Further screening of metabolites present in both the DNFB vs Control and Larh vs DNFB comparisons identified 33 differential metabolites that met these criteria, potentially representing the core targets of L. rhamnosus HM126 intervention (Supplementary Table S1). Following L. rhamnosus HM126 treatment, significant metabolic rebalancing was observed for certain metabolites. Specifically, asiatic acid, phytosphingosine, Ser-Glu, PGF(2α)EA levels were significantly reduced and significantly increased in the DNFB and Larh groups, respectively. Argininosuccinic acid, L-rhamnose, and gamma-L-glutamyl-L-glutamic acid were significantly upregulated in the model group and significantly downregulated after L. rhamnosus HM126 treatment. (Figures 4E–K) These substances may be associated with the improvement of L. rhamnosus HM126 in mice.

Based on the differentially identified metabolites in fecal samples, metabolic pathway analysis using MetPA revealed 25 pathways potentially related to AD metabolic dysregulation. According to the significance criteria p < 0.05 and impact > 0.1, the following pathways were most likely associated with the mechanism by which L. rhamnosus HM126 alleviated AD. Three pathways—lysine degradation, galactose metabolism, and arginine biosynthesis—were disrupted by L. rhamnosus HM126 to improve endogenous metabolism in AD (Figure 4L).
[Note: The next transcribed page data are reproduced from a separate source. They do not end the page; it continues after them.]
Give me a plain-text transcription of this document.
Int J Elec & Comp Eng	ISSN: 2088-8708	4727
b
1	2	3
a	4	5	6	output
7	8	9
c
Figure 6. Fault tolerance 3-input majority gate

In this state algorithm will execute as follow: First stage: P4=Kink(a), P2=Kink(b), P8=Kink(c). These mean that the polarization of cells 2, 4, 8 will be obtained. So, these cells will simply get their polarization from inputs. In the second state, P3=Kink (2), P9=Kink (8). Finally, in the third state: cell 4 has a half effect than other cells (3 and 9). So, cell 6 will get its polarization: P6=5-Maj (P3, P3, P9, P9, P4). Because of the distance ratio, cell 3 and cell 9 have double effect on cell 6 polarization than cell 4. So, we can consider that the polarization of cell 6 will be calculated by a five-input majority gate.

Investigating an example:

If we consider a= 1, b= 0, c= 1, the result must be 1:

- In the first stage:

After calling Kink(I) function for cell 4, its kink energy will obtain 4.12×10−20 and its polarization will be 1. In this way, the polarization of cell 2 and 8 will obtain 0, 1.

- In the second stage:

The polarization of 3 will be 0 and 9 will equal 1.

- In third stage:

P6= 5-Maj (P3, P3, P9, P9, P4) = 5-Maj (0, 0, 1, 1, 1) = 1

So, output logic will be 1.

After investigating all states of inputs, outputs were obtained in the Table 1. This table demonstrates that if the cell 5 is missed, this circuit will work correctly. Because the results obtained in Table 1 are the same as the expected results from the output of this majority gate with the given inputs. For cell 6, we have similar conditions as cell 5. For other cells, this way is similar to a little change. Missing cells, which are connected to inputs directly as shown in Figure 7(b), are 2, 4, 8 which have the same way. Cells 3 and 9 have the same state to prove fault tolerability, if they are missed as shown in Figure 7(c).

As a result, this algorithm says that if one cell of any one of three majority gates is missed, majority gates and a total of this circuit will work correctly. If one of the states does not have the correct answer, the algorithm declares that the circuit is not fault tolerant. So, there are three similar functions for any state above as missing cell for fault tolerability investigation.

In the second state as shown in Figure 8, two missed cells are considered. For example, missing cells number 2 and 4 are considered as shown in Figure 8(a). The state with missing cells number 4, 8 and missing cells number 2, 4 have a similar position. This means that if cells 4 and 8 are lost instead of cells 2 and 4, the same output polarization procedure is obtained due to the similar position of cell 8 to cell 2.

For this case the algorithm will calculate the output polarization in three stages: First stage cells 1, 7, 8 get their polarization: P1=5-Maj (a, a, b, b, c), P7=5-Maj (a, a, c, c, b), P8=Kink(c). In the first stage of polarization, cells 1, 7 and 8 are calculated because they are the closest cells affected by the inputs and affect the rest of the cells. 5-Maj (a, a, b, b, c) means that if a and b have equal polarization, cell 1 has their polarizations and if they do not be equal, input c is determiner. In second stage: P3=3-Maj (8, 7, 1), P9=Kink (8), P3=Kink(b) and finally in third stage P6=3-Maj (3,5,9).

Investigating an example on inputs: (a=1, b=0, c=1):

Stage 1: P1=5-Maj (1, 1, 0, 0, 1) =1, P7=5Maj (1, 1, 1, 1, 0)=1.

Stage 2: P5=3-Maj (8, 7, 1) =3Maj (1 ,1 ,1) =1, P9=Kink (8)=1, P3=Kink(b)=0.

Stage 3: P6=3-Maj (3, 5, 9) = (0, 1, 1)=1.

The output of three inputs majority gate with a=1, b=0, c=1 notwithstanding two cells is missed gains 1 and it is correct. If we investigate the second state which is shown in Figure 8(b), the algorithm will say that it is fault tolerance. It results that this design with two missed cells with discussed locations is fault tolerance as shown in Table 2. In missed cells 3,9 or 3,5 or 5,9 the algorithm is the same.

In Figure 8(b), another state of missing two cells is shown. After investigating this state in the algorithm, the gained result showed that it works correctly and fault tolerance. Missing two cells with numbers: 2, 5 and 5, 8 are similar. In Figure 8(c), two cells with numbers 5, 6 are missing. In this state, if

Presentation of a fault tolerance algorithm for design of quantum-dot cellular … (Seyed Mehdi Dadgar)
To further elucidate the associations between gut microbiota and metabolites, Spearman correlation analyses were conducted between differentially expressed metabolites and gut microbiota (Figure 5). The key gut bacterial genus Prevotellaceae UCG-001 positively correlated with phytosphingosine and negatively correlated with N-acetyl-L-tyrosine and trans-zeatin. Alistipes was positively correlated with N-acetyl-L-tyrosine, argininosuccinic acid, trans-zeatin, and 2-aminoadipic acid. A positive correlation of Lactobacillius with asiatic acid and negative correlations with L-rhamnose, D-glucosaminic acid, Glu-His, and other compounds were observed. Additionally, Roseburia was positively correlated with DL-2-aminocaprylic acid, Materia resinol, Daidzein 4’-sulfate, and Glu-His.